Appreciate Mr. 400 While You Still Can

Henrik Lundqvist won his 400th game the same way he’s won most of his games in his career: He carried the team on his back.

Sure, the Rangers mounted a small comeback in the third period, but it was Lundqvist who kept the score close enough to make it stand. Lundqvist who has put his struggles (highlighted by a mediocre defense) behind him. Lundqvist who is 8-1 in his last 10 (he got a ND against Columbus), with a 1.90 GAA and a .930 SV%.

Even with his recent sting of Old Hank games, he’s still sporting a 2.68 GAA and a .911 SV%; figures that are far beyond the 2.30 GAA and .920 SV% of his career average. Still, Lundqvist continues to be the Rangers beacon of hope as they slosh through this middling period where they’re Stanley Cup hopefuls but not yet contenders.

In a way, Lundqvist has been his own worst enemy in terms of hype and expectations. The name of the game when it comes to goaltending is consistency, and Lundqvist has been as consistent as any goalie in NHL history.

The only goalie to win 20 games in 12 straight years (and this would be 30 games if not for the lockout shortened season), Lundqvist is the winningest European goaltender in league history and the fastest goalie ever to reach 400 wins. (Obligatory mention that Lundqvist has had the benefit of the shootout, which eradicated ties.)

Along with his regular season consistency Lundqvist has brought his game to the big stage of the playoffs, as well. A 2.28 GAA and a .921 SV% through 116 playoff games to his name.

There are those who continue to run their mouths about how Lundqvist isn’t a big game performer — highlighted by the fact that he has yet to win a Stanley Cup. Before I touch on that, I feel like leaving this here will end those fallacies (although I know it won’t).

Until the Rangers have a parade down the Canyon of Heroes, Lundqvist will always be held to the standard of not winning a Cup. It’s what will inevitably hold Alexander Ovechkin back from being one of the best players of his generation (again: unfairly) if he goes without a Cup.

For Lundqvist it’s even more apparent, though. Lundqvist has backstopped a ton of good but not good enough teams, and dragged them (often kicking and screaming) deeper in the playoff than they deserved to go.

Yet somehow last year’s total defensive meltdown is ignored when people assess what happened in the playoffs last year. Actually, that seems to happen in the regular season, too, but I digress.

I’ve said this on the podcast a few times but will say it again here: You will more than likely never see a goaltender as good as Lundqvist on Broadway ever again. Never.

And back to the point above: Lundqvist’s elite consistency has ruined reasonable expectations for himself. This fanbase has become so accustomed to the greatness of Lundqvist that they demand that perfection regardless of the circumstances. It’s a shame to see (and hear, when some choose to jeer him in his own house) and yet I can’t think of a more fitting punishment than realizing what they missed out on years from now when Not Henrik Lundqvist is between the pipes.

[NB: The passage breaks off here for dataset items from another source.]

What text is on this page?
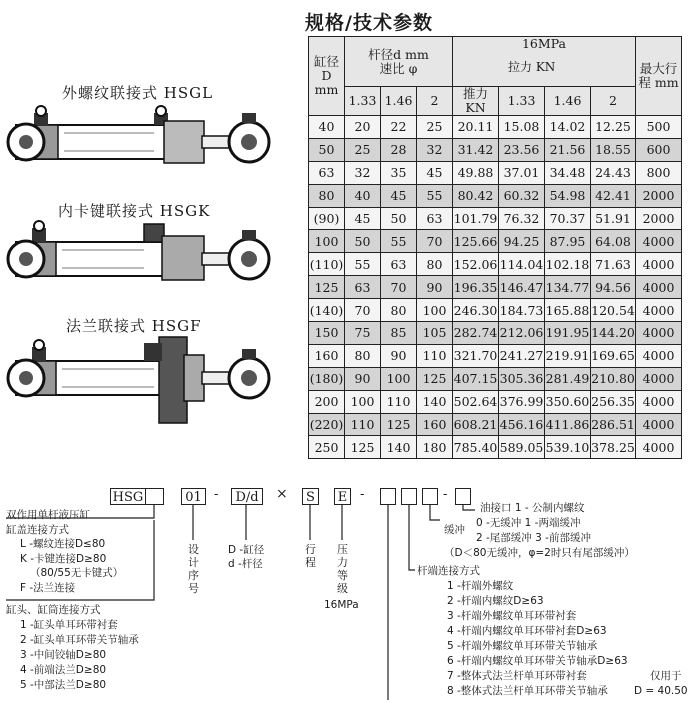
外螺纹联接式 HSGL
内卡键联接式 HSGK
法兰联接式 HSGF
规格/技术参数
缸径D mm	杆径d mm
速比 φ			16MPa				最大行程 mm
	1.33	1.46	2	推力KN	1.33	1.46	2	
40	20	22	25	20.11	15.08	14.02	12.25	500
50	25	28	32	31.42	23.56	21.56	18.55	600
63	32	35	45	49.88	37.01	34.48	24.43	800
80	40	45	55	80.42	60.32	54.98	42.41	2000
(90)	45	50	63	101.79	76.32	70.37	51.91	2000
100	50	55	70	125.66	94.25	87.95	64.08	4000
(110)	55	63	80	152.06	114.04	102.18	71.63	4000
125	63	70	90	196.35	146.47	134.77	94.56	4000
(140)	70	80	100	246.30	184.73	165.88	120.54	4000
150	75	85	105	282.74	212.06	191.95	144.20	4000
160	80	90	110	321.70	241.27	219.91	169.65	4000
(180)	90	100	125	407.15	305.36	281.49	210.80	4000
200	100	110	140	502.64	376.99	350.60	256.35	4000
(220)	110	125	160	608.21	456.16	411.86	286.51	4000
250	125	140	180	785.40	589.05	539.10	378.25	4000
拉力 KN
HSG	01 -	D/d	×	S	E -	-
双作用单杆液压缸
缸盖连接方式
L -螺纹连接D≤80
K -卡键连接D≥80
（80/55无卡键式）
F -法兰连接
缸头、缸筒连接方式
1 -缸头单耳环带衬套
2 -缸头单耳环带关节轴承
3 -中间铰轴D≥80
4 -前端法兰D≥80
5 -中部法兰D≥80
设计序号
D -缸径
d -杆径
行程
压力等级
16MPa
油接口 1 - 公制内螺纹
缓冲
0 -无缓冲 1 -两端缓冲
2 -尾部缓冲 3 -前部缓冲
（D＜80无缓冲，φ=2时只有尾部缓冲）
杆端连接方式
1 -杆端外螺纹
2 -杆端内螺纹D≥63
3 -杆端外螺纹单耳环带衬套
4 -杆端内螺纹单耳环带衬套D≥63
5 -杆端外螺纹单耳环带关节轴承
6 -杆端内螺纹单耳环带关节轴承D≥63
7 -整体式法兰杆单耳环带衬套
8 -整体式法兰杆单耳环带关节轴承
仅用于
D = 40.50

Lundqvist will eventually age enough to deteriorate his game -- and we might be in the midst of that right now. He’s going to fall off, and he’s going to eventually become average. Hank average might still be better than NHL average, but it will still not be what he’d been. It might happen next year or it might happen years from now -- that’s the thing about ageing, it impacts everyone differently.

For me? I’m enjoying the show. I watch Lundqvist with a “kid in a candy shop” awe more often than not. Sometimes my jaw is on the floor. Sometimes I’m on my feet. Sometimes I yell something or make some type of guttural noise as Lundqvist once again does the impossible.

More than that, I’m appreciating him. I don’t know how much longer he’s going to do this but I’m appreciating him all the same. I’m no fool, and I know that in my lifetime Lundqvist has been at the forefront of any success this team has managed.

After the Rangers beat Colorado, saluted the crowd and then exited the ice they named the three stars of the game. Lundqvist, predictably, was the first star.

He came out onto the ice (most of the fans stayed to cheer him — including some who probably booed him a few weeks ago) and tapped the “New York” on his chest at the crowd.

I swelled up with pride and dread. Pride at the fact that Lundqvist (who has been turned on by some in this fanbase) still cares so much -- and I really believe that he does. It forges a special bond I can’t really explain here, but you know it because you feel it too.

The dread comes from the fear that this organization will somehow squander one of the best goalies in NHL history by allowing him to retire without a Stanley Cup.

I don’t know how it’s going to play out. That’s part of the magic with being a sports fan.

But until I see the end, I’m going to enjoy Mr. 400 while I still can.